We generally carried a stout piece of cord with us, ready for any emergency, and this cord, about ten yards long and a little thicker than clothes-line, my uncle now untwisted from his waist, where he had worn it like a belt, and calling Ebo’s attention to it he laid it out upon the ground. Then holding one end he made it wave about and crawl and curve and twine, ending by knotting it up in a heap and laying the end carefully down as if it were a serpent asleep.
Ebo watched the process attentively, at first seriously and then as if delighted, clapping his hands, dancing, and chattering away as if telling my uncle how clever he was.
“But that does not show him what we want, uncle,” I said.
“Well, then, you try.”
I took up the rope, made it undulate a little, and then as Ebo looked on I gave it a quick twist and wound it round him, pretending to make the end bite.
He took to it directly, pretending that the reptile was crushing him, fighting his way free of the folds, picking up his club and attacking it in turn, beating the make-believe head with his club, and finally indulging in a war-dance as he jumped round, dragging the imaginary serpent after him, pretending all the while that it was very heavy, before stooping down to smell it, making a grimace, and then throwing down the rope, which he pretended to bury in the sand.
“It’s all right, Nat. He understands, and has evidently encountered big snakes. Now, then, to show him our enemy, for he will fight.”

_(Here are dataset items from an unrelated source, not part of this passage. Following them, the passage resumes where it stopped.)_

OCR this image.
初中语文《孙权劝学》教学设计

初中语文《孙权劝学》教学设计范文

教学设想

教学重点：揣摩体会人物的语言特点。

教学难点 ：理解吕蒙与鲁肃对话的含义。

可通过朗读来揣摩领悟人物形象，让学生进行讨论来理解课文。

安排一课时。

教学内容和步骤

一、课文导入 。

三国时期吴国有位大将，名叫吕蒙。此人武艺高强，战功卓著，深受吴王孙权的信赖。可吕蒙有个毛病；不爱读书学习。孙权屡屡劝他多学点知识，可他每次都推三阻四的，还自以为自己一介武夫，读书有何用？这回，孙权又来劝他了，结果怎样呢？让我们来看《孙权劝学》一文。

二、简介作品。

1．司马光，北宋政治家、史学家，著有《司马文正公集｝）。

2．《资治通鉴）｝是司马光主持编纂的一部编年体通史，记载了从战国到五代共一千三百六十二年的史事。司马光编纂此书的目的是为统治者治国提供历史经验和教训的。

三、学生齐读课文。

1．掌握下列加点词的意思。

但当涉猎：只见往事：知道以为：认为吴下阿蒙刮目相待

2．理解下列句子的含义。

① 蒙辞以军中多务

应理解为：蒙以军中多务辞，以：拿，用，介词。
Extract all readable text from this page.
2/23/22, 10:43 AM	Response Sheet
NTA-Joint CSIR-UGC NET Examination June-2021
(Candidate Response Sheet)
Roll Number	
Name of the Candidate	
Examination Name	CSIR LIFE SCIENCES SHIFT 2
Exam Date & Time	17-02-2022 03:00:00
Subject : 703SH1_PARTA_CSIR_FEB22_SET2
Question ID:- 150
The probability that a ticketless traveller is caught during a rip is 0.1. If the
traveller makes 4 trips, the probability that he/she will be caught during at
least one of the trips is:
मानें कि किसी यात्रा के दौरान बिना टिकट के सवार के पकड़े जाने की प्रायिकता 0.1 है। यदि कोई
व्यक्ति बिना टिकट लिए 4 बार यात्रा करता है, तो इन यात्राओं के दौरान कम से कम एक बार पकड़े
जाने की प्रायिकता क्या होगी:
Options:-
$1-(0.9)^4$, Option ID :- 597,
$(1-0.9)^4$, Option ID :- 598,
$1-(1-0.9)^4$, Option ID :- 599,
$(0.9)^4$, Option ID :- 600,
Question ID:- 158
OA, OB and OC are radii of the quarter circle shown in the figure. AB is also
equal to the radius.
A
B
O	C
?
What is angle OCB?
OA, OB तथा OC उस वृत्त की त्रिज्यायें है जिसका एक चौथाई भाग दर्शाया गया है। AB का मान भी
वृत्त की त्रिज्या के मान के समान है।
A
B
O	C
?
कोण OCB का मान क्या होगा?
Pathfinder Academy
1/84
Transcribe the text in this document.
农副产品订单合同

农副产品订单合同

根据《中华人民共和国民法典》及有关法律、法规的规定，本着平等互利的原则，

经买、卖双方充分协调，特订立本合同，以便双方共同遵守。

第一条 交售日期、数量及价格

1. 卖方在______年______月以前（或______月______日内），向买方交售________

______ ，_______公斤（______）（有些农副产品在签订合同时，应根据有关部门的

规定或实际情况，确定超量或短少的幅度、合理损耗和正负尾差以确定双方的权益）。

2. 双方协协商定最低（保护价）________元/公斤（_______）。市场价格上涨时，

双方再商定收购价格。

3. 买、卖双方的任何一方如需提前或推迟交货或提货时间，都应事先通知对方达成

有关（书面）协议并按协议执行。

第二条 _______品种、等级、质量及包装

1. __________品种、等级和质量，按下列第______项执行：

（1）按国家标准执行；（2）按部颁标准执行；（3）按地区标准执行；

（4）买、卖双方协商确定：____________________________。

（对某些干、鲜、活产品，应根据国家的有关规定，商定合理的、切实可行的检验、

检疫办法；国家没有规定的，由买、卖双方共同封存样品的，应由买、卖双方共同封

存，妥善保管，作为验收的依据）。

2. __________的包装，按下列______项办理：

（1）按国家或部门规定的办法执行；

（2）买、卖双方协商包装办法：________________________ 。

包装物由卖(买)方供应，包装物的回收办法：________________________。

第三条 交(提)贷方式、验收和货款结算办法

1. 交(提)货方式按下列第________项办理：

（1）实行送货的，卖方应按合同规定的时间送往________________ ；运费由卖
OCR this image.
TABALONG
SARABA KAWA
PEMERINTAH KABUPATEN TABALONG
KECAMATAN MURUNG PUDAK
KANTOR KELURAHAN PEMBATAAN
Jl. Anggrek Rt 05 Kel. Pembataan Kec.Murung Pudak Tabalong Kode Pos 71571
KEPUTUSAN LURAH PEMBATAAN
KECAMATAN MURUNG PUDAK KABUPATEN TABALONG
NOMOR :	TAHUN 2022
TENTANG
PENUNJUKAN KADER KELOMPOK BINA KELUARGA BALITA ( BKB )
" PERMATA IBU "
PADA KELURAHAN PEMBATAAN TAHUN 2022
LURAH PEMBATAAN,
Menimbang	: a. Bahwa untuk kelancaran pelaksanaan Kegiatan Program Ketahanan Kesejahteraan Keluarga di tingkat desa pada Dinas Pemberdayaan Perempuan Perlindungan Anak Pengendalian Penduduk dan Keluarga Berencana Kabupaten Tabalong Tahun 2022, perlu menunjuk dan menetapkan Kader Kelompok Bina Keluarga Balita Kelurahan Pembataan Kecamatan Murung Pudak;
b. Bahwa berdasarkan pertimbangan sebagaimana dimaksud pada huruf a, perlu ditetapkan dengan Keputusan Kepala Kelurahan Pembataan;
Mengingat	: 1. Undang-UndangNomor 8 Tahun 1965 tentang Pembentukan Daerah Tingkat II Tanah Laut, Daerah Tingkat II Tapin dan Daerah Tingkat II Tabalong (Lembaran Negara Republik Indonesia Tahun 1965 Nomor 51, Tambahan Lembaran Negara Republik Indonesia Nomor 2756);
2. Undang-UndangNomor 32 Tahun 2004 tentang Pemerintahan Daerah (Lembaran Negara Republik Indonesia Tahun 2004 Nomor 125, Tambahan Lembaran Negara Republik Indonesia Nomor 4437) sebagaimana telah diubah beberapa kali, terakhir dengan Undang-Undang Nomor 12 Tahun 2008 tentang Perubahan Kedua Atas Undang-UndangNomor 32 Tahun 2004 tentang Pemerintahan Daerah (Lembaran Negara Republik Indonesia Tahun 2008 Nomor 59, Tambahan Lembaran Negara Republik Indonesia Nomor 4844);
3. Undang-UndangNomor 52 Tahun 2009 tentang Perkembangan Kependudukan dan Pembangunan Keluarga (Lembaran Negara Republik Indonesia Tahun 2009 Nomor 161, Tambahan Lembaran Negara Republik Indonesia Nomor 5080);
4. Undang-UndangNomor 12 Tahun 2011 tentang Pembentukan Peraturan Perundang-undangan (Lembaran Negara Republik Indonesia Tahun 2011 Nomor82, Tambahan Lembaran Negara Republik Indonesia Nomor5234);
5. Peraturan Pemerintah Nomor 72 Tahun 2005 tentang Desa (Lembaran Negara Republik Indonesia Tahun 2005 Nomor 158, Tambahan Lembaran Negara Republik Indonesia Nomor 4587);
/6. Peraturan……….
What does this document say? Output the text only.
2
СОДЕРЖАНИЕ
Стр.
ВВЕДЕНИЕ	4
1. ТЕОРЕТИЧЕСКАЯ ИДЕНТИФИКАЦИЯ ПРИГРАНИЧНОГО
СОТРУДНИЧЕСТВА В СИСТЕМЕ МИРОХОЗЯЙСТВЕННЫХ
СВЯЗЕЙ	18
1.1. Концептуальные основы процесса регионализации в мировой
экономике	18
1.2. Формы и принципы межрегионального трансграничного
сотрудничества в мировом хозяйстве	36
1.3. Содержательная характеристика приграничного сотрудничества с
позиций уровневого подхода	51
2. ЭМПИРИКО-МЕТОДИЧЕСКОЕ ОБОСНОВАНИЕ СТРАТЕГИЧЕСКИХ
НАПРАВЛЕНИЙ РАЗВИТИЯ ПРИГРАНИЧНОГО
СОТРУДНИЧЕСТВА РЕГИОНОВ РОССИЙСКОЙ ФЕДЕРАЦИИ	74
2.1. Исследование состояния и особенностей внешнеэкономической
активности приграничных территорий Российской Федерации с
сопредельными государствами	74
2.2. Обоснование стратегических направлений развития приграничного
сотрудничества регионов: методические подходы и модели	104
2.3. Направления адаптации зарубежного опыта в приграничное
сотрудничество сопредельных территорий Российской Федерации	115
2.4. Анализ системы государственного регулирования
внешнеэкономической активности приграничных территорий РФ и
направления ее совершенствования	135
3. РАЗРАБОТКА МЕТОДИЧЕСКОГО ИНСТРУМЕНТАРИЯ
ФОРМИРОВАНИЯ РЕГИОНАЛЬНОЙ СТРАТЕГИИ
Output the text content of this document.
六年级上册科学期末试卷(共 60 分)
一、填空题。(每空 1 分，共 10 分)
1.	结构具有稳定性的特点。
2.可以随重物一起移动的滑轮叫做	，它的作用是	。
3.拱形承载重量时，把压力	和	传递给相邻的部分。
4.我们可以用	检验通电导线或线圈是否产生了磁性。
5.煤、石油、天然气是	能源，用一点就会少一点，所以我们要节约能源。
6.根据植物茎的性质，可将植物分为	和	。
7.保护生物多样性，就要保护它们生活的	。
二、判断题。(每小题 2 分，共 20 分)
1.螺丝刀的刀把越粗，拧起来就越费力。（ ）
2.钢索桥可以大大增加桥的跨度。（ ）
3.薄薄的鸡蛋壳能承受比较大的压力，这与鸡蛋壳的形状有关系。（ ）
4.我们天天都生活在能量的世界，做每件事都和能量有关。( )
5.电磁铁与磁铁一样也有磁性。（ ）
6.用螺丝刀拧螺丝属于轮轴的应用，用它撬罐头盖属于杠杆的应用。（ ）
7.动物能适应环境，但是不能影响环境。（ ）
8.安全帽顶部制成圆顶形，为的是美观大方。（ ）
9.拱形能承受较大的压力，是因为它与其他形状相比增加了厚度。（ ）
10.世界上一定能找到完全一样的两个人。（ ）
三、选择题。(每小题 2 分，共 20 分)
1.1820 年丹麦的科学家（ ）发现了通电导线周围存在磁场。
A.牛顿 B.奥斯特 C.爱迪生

My uncle was right, for it was evident that Ebo quite understood us and meant fighting, for, sticking his spear in the ground, he made signs to me that I should lend him my hunting-knife, which I at once did, and laughing and chattering away he looked about him a little, and then proceeded to cut down a sapling tree about as thick as his arm, from whose trunk he selected a piece a couple of feet in length and carefully trimmed it into a formidable club with a smooth, small handle, while he left the thick end jagged with the ugly places from which he had cut the branches.
He was not long in getting it into shape, and no sooner had he satisfied himself with his work than he returned my hunting-knife, making believe that he was horribly afraid lest it should cut off his head, and then proceeded to attack an imaginary serpent that was trying to escape through the bushes. Now he was trying to strike it, now retreating, now making blows at it upon the ground, now in the air, ending by dropping his club and seizing the neck of the creature, which he pretended had coiled round him; now he was down upon one knee, now overthrown and rolling over and over in a fierce struggle; but at last his acting came to a conclusion by his striking the reptile’s head against a tree, kicking off an imaginary coil from his leg, and strutting about proudly to show how he had conquered.
The most surprising part of the affair was that he did not seem to be in the slightest degree exhausted by his efforts, but picked up his club and began chattering to us, and pointing to the marsh as if asking us to come on.